Simultaneously, the fossil fuel industry began throwing millions
of dollars a year into sellout scientists and climate deniers while pouring
billions around the world into politicians and political campaigns.
As a
result, we actually increased
our consumption of fossil fuels — and the fossil fuel industry made hundreds of
billions in profits. Our World in Data summarizes it well:
Electric
cars are a huge step forward because they don’t consume fossil fuels
(transportation is our second-largest producer of greenhouse gasses), but most
of our world’s electricity is still produced using coal, oil, or natural gas.
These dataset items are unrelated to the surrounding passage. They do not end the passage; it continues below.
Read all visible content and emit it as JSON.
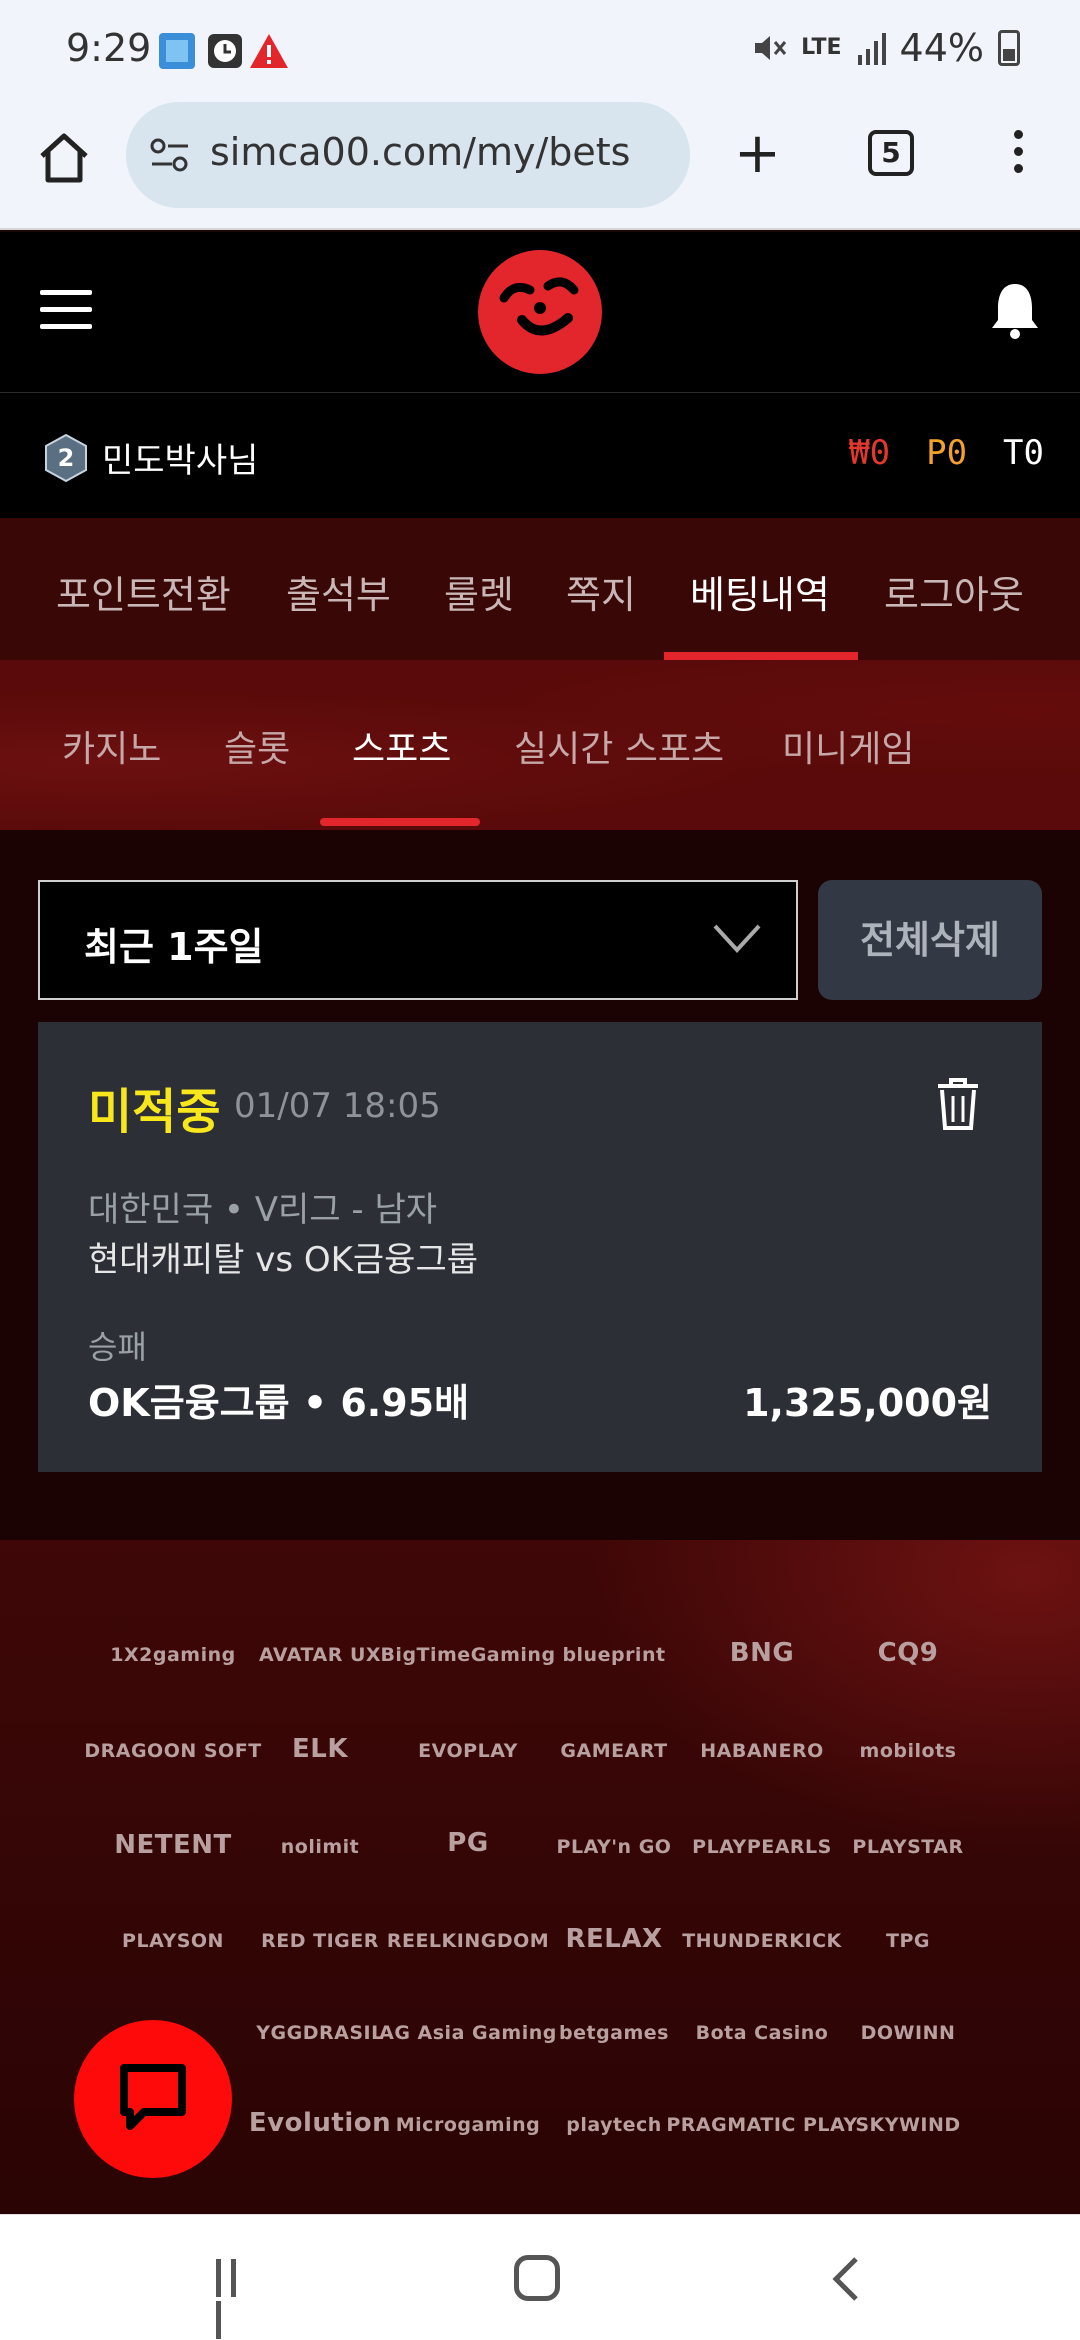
{
  "status_bar": {
    "time": "9:29",
    "lte": "LTE",
    "battery": "44%",
    "icons": [
      "app-notification-icon",
      "clock-icon",
      "warning-icon",
      "mute-icon",
      "lte-icon",
      "signal-icon",
      "battery-icon"
    ]
  },
  "browser": {
    "url": "simca00.com/my/bets",
    "tab_count": "5",
    "icons": [
      "home-icon",
      "site-settings-icon",
      "new-tab-icon",
      "tabs-icon",
      "more-menu-icon"
    ]
  },
  "header": {
    "icons": [
      "hamburger-menu-icon",
      "site-logo",
      "notification-bell-icon"
    ],
    "logo_color": "#e3262b"
  },
  "user": {
    "level": "2",
    "name": "민도박사님",
    "won_balance": "₩0",
    "point_balance": "P0",
    "t_balance": "T0"
  },
  "main_nav": {
    "items": [
      "포인트전환",
      "출석부",
      "룰렛",
      "쪽지",
      "베팅내역",
      "로그아웃"
    ],
    "active": "베팅내역"
  },
  "sub_nav": {
    "items": [
      "카지노",
      "슬롯",
      "스포츠",
      "실시간 스포츠",
      "미니게임"
    ],
    "active": "스포츠"
  },
  "filter": {
    "period": "최근 1주일",
    "delete_all": "전체삭제"
  },
  "bet": {
    "status": "미적중",
    "datetime": "01/07 18:05",
    "league": "대한민국 • V리그 - 남자",
    "match": "현대캐피탈 vs OK금융그룹",
    "market": "승패",
    "pick": "OK금융그룹 • 6.95배",
    "amount": "1,325,000원"
  },
  "providers": [
    "1X2gaming",
    "AVATAR UX",
    "BigTimeGaming",
    "blueprint",
    "BNG",
    "CQ9",
    "DRAGOON SOFT",
    "ELK",
    "EVOPLAY",
    "GAMEART",
    "HABANERO",
    "mobilots",
    "NETENT",
    "nolimit",
    "PG",
    "PLAY'n GO",
    "PLAYPEARLS",
    "PLAYSTAR",
    "PLAYSON",
    "RED TIGER",
    "REELKINGDOM",
    "RELAX",
    "THUNDERKICK",
    "TPG",
    "YGGDRASIL",
    "AG Asia Gaming",
    "betgames",
    "Bota Casino",
    "DOWINN",
    "Evolution",
    "Microgaming",
    "playtech",
    "PRAGMATIC PLAY",
    "SKYWIND"
  ],
  "colors": {
    "accent": "#e3262b",
    "status_lost": "#f8e71a",
    "card_bg": "#2c2f36",
    "chat_button": "#ff0a0a"
  }
}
President Carter tried to save America — and lead the world away
— from the climate disasters that are killing millions of people around the
world every year. The fossil fuel industry and the Republican Party killed his
efforts here, as have “conservative” political parties and the fossil fuel
industry all around the world.
It’s
gotten too late to consider this anything other than a potential Armageddon.
We’ve
reached the crisis point where we can no longer afford anything even close to
business as usual. This is a climate emergency.
Yet here
in America the Republican Party continues to deny climate change and Republican
politicians do everything they can to block green and renewable fuels, all in
service to a grotesque industry that makes billions in profits every year from
killing our planet.
But we are
not without solutions.
Heating our houses and places of business, for example,
represents our biggest use of fossil fuels. Yet in Urbana Illinois, Vancouver Canada, and across Germany they’re building homes that are so
efficient they can be… wait for it… heated with a single hairdryer.
A new and
better world is possible,
if we can only overcome the money of the fossil fuel industry, the corruption
of a political party, and stop squandering the little remaining time we have
before, if we don’t act, climate disasters overwhelm civilization.